Re: No need to optimize in assembly anymore

From: Matt Taylor (para_at_tampabay.rr.com)
Date: 05/17/04


Date: Mon, 17 May 2004 21:05:50 +0000 (UTC)


"C" <cc-news@hermes.mirlex.com> wrote in message
news:zb2qc.88$uu2.24@newsfe2-gui.server.ntli.net...
> a wrote:
> > Given that optimizing in assembly for one processor will have
> > no effect (or negative effect) on a different processor it seems
> > that low level optimization is becoming a waste of time. As
> > processors become more sophisticated and diverse in the way they
> > execute code this trend is likely to continue.
> >
> > Anyone agree?
>
> Partially. If you are talking about cycle counting then yes,
> because these counts are non deterministic (due to out-of-order
> processing) and inconsistant across different processor
> generations and manifacturers (due to different goals in
> choosing hardware optimisations).
<snip>

Cycle-counting isn't quite that non-deterministic. The code usually falls
into the same cadence regardless of the initial state upon entry due to
dependencies. Cache misses are unpredictable, but there isn't really
anything you can do at that level to avoid them.

Code scheduling tends to improve performance across all architectures. Even
heavily pipelined machines like the Pentium-IV with massive capacity for
in-flight ops see improvement when poorly-scheduled code is optimized in
this fashion. Out-of-order processing helps to hide the differences between
CPUs, but it doesn't make a very good crutch.
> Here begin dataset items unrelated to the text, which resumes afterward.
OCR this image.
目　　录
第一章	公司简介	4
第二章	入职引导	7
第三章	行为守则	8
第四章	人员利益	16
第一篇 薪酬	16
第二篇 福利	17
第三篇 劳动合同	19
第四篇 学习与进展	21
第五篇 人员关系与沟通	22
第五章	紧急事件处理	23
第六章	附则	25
Cycle-counting is also useful since most modern processors have similar
weaknesses and strengths. Multiplies & shifts are a classic example; convert
a constant divide to a constant multiply, and some constant multiplies will
convert into shifts. Pentium-IV is a little bit different, but otherwise x86
processors generally favor the same simple operations.

-Matt